The rash will usually appear first on the chest or abdominal area before spreading across the body. It doesn’t usually spread to the face, but it can do on occasion. The scarlet fever rash is very red but may be brightest in the armpits or other body fold, such as around the elbows.
Scarlet fever rash is known for its rough texture and will be made up of bright red and pink dots or blotches, possibly joining into one larger area.
Parents are often encouraged to do a glass test on any rash with appears on their child. If you were to do this with a scarlet fever rash, it would turn white.
The tongue may also be affected, with the chance of developing a white coating. This peels away within a few days, but will leave the tongue red and swollen.
Although scarlet fever is no longer considered to be a serious or life-threatening illness, prompt treatment is still essential. Complications can arise from a prolonged fever. Other complications can include pneumonia, ear infections, or liver damage if the disease is not treated in good time.
What To Do In Cases Of Scarlet Fever
If you or your child are displaying symptoms of scarlet fever, you should contact your GP or call NHS Direct on 111 as soon as possible. If you need assistance outside of normal GP hours, NHS Direct can connect you to your local out of hours service. East Berkshire Primary Care Out of Hours Service can provide you with the same assistance as your GP, and are available during evenings, overnight, and weekends.

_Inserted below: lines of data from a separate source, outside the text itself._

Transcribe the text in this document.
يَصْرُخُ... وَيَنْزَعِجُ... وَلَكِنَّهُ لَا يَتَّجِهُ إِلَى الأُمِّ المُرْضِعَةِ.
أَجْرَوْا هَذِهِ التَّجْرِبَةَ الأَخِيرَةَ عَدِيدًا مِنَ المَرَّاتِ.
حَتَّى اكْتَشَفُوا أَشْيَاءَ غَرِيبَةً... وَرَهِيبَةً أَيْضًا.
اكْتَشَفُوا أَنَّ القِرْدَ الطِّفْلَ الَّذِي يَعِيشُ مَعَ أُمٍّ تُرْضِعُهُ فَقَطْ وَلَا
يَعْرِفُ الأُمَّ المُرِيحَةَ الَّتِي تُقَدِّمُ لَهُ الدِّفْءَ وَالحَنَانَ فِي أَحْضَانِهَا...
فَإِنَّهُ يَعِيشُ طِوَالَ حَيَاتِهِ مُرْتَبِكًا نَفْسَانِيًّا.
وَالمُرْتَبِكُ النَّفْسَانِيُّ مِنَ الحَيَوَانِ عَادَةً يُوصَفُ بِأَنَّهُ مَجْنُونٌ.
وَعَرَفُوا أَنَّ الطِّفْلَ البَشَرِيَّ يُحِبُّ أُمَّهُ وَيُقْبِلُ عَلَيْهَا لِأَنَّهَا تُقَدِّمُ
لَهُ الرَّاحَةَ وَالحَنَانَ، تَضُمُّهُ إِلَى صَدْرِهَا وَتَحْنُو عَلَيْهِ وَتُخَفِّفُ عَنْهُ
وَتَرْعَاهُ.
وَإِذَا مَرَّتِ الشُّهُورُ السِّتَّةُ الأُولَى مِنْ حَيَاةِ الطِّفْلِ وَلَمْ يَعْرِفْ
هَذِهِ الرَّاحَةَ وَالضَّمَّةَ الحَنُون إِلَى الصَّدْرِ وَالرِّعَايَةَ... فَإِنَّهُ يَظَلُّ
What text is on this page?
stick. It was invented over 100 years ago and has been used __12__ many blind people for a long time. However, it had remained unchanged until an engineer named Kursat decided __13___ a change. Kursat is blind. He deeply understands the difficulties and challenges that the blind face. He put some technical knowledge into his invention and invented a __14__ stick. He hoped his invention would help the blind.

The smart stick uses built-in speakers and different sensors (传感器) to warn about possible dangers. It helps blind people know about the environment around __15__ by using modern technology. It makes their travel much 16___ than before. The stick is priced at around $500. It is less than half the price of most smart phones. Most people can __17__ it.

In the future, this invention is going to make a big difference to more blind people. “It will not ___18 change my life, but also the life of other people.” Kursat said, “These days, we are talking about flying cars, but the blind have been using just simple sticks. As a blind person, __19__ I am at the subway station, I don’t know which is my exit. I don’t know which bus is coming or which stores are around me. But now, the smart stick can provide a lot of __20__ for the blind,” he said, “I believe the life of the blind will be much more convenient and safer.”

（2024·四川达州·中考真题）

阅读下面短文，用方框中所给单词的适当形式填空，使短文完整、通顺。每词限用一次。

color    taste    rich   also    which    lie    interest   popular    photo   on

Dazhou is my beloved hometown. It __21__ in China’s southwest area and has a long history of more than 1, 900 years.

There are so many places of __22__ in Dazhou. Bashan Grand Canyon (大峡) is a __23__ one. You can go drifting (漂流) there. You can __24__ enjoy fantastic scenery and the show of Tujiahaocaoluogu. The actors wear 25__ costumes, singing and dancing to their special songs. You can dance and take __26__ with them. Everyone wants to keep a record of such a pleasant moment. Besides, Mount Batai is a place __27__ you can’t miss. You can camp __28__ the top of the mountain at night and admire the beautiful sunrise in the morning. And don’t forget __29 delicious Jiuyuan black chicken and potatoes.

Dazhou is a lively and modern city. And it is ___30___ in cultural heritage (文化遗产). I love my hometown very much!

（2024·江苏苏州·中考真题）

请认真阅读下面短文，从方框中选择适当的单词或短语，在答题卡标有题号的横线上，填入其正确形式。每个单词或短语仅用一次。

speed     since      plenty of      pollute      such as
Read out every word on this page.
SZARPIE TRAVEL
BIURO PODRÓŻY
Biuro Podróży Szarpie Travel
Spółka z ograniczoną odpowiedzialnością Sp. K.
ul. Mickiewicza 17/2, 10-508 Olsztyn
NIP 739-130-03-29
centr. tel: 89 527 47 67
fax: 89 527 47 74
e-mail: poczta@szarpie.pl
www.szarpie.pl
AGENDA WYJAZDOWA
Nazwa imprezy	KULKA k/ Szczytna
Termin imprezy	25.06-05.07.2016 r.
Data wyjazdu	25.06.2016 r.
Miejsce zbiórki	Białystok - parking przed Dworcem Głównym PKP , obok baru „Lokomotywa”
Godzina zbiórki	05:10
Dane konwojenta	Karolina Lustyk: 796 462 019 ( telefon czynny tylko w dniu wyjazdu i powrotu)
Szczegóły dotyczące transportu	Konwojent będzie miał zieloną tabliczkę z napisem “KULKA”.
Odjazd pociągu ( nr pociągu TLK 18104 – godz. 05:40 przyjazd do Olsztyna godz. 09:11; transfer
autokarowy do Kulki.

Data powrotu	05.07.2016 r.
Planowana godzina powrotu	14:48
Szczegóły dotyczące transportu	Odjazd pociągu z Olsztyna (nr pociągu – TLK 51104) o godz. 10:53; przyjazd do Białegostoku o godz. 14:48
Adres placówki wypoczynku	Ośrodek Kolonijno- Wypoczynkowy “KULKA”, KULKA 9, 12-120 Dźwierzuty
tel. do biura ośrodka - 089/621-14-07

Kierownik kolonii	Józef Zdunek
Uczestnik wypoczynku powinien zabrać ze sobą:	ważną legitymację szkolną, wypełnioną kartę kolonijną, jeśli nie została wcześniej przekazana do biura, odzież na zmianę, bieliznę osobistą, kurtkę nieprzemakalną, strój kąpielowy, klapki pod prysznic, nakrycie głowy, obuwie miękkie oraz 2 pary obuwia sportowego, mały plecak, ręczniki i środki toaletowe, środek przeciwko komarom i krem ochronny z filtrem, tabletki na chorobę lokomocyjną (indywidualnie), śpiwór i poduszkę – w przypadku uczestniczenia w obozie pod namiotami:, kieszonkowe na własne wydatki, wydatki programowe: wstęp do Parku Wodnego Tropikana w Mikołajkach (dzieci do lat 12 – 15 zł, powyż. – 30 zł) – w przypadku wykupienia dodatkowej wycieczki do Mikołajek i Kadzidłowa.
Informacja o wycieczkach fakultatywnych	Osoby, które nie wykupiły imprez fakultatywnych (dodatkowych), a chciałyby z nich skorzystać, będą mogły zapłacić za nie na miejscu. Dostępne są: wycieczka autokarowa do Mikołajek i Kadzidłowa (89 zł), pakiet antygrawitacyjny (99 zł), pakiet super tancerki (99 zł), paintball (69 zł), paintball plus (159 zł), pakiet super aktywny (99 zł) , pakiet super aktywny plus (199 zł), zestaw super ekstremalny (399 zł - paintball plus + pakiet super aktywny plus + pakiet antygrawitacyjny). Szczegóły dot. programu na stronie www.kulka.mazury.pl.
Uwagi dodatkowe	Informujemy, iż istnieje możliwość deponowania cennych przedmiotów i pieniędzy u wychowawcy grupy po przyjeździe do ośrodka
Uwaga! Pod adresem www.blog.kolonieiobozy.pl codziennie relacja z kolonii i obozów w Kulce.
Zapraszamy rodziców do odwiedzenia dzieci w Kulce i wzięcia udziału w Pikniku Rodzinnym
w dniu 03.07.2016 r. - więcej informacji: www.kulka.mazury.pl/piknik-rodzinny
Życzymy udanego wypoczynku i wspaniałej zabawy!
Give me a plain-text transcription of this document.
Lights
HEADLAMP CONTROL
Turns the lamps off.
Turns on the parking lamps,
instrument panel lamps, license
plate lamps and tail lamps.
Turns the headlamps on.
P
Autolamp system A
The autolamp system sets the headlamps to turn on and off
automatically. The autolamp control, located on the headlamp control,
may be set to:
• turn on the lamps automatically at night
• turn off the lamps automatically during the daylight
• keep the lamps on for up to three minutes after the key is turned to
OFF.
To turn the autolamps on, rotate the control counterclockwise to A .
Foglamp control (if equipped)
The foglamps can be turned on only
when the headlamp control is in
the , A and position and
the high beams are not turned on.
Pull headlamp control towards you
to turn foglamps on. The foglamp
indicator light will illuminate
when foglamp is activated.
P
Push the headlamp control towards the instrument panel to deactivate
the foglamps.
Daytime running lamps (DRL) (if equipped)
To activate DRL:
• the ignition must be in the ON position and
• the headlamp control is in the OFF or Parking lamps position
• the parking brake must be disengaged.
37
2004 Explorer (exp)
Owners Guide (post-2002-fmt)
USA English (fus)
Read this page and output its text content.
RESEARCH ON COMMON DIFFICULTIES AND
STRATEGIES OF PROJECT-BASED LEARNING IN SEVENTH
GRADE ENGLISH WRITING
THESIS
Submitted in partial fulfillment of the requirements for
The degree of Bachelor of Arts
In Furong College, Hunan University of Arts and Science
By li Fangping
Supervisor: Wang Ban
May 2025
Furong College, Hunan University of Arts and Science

Your GP or out of hours doctor will want to see you or your child in order to inspect the rash: this is the best way to diagnose scarlet fever. They may choose to take a swab of saliva from the throat using a cotton bud to send away for testing.
If positive, the doctor will usually prescribe a course of antibiotics which will shorten the length of the infection and the time in which it is contagious. With antibiotic treatment, the bacteria are only contagious for 24 hours after treatment begins. Without it, the patient could be contagious for up to 2 weeks.
If you feel that antibiotic treatment is not improving the symptoms, or that there are other symptoms developing, you should contact your GP or NHS Direct for a follow-up appointment.